When the heavy rain fell, I used to spend hours and hours observing each and every drop of water that fell off the sky through the only and enormous window of my living room. Even if I didn't send a specific command to my brain, it worked at full speed to count them, exactly as if I was reading my usual twenty thousand words per minute.

My biggest wish was to discover how many drops fell precisely. Not one more nor one less. And when I had the feeling I was achieving the real number, something unexpected always distracted me.

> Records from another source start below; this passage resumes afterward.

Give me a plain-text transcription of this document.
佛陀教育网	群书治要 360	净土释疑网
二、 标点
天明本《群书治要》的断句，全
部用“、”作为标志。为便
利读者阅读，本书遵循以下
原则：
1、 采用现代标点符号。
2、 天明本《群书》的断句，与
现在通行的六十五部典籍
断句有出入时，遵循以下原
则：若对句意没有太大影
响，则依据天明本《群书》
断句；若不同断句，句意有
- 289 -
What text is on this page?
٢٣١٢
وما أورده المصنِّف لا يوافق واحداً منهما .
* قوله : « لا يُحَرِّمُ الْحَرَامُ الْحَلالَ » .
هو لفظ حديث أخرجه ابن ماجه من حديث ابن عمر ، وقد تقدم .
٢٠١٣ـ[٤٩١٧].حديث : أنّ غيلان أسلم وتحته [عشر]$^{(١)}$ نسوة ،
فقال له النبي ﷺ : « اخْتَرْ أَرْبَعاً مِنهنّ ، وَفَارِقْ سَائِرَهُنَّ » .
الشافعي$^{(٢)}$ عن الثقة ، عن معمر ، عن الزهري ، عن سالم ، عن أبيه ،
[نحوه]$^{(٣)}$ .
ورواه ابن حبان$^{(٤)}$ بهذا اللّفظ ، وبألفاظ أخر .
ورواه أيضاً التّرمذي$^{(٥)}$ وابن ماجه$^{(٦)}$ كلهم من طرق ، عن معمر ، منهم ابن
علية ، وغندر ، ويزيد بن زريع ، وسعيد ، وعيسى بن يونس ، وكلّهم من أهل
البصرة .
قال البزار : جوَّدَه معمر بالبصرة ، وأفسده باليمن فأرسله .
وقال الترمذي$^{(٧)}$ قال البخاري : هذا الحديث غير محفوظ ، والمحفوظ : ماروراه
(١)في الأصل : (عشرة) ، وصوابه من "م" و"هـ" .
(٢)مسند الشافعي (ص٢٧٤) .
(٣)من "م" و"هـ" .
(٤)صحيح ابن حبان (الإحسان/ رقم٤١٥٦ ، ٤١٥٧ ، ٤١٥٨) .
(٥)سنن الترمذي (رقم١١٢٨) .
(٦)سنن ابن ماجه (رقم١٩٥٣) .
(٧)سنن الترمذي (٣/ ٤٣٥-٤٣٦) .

Don't ask me how I knew I was getting to the right number; I just felt I was. And that wasn't enough for me. I needed to have certainty.

I've grown up with this constant need to search for certainty everywhere it went and anywhere it could take me, making each day of my life a bigger challenge than the last as I used my full capacity to help my team solve the BAU cases.

But there was a moment between what happened with Tobias and when I took the Dilaudid vials from his pocket right after killing him in which this path branched. And the almost empty goblet of wine I was holding insisted on telling me I had chosen uncertainty this time. The counting of water droplets was not worth anything else, much less the life I was living in.

I let my eyes wander over my bookshelves full of books from every kind, trying to imagine in which of them I should look for a cure to that anguish feeling pounding inside of my chest and that could take away those horrible memories that tormented me for months. Something that could stop my brain from working at thousand miles per hour all the time and that could shut me out from everything.

But my gaze was deceitful. It took me exactly where I didn't wanna go. Cold sweat formed in my hands, my breathing accelerated and my heart wanted to leave my body through my mouth when I began to imagine what was kept in the top drawer in my bathroom.

I looked to both sides, as if I had a bit of hope that someone would stop me and would tell me it would all be okay. But no, I never had that someone.

An icy breeze floating through my curtains brought me more despair. I rubbed my shaking hands over my arms, trying to keep me warm and keeping them busy for a while, even though I knew it was in vain. I closed my eyes in a sigh and ran to the bathroom without thinking a minute more about what was wrong and what was right. The only sensation I wanted was the absence of them all. And I knew that the liquid that cold vial held was my way out, my uncertainty.

I tried not to look into the mirror. I didn't wanna face the monster that could be wishing and twisting for something that wasn't even real. I just rushed my way to that drawer to pick up the tourniquet, the syringe and the vial, the only items stored there, before running to my dark bedroom. I placed the stuff in my bed as I sat in there and my eager was only increasing until I felt my mouth watering.

Raised my shirt sleeve quickly and set the tourniquet in my arm with no difficulty. After all, I had done this a few times before. And each one of them I felt as guilty as I never felt before.

I opened the new sterilized syringe package and fit it in the vial, pulling 2 ccs with trembling hands. My heart even skipped a beat when I knew it was time for my elation.

All set! I just needed to get my best vein and push the plunger. It only took a little contact from the needle on my skin to my whole body ignite. My senses turned heightened even allowing me to hear steps on the street, a few meters and doors away.

The magic liquid penetrated with such ease and when I untied the tourniquet, the ecstasy was almost unbearable. Each muscle of my body contracted in pleasure and everything went in slow motion around me. My head shut off gradually as I felt my eyes roll over my head, in a big wave of pleasure which seemed infinite at every second that passed by. I still had a little bit of conscious to throw the syringe to the floor and, at long last, everything was gone.

My body floated in nothingness, in the absence of soul that gnawed me night and day. All my memories from that day and the days that went on intolerable were dissipating from every neuron that still wanted to make synapses. Until there was nothing more to feel, nothing.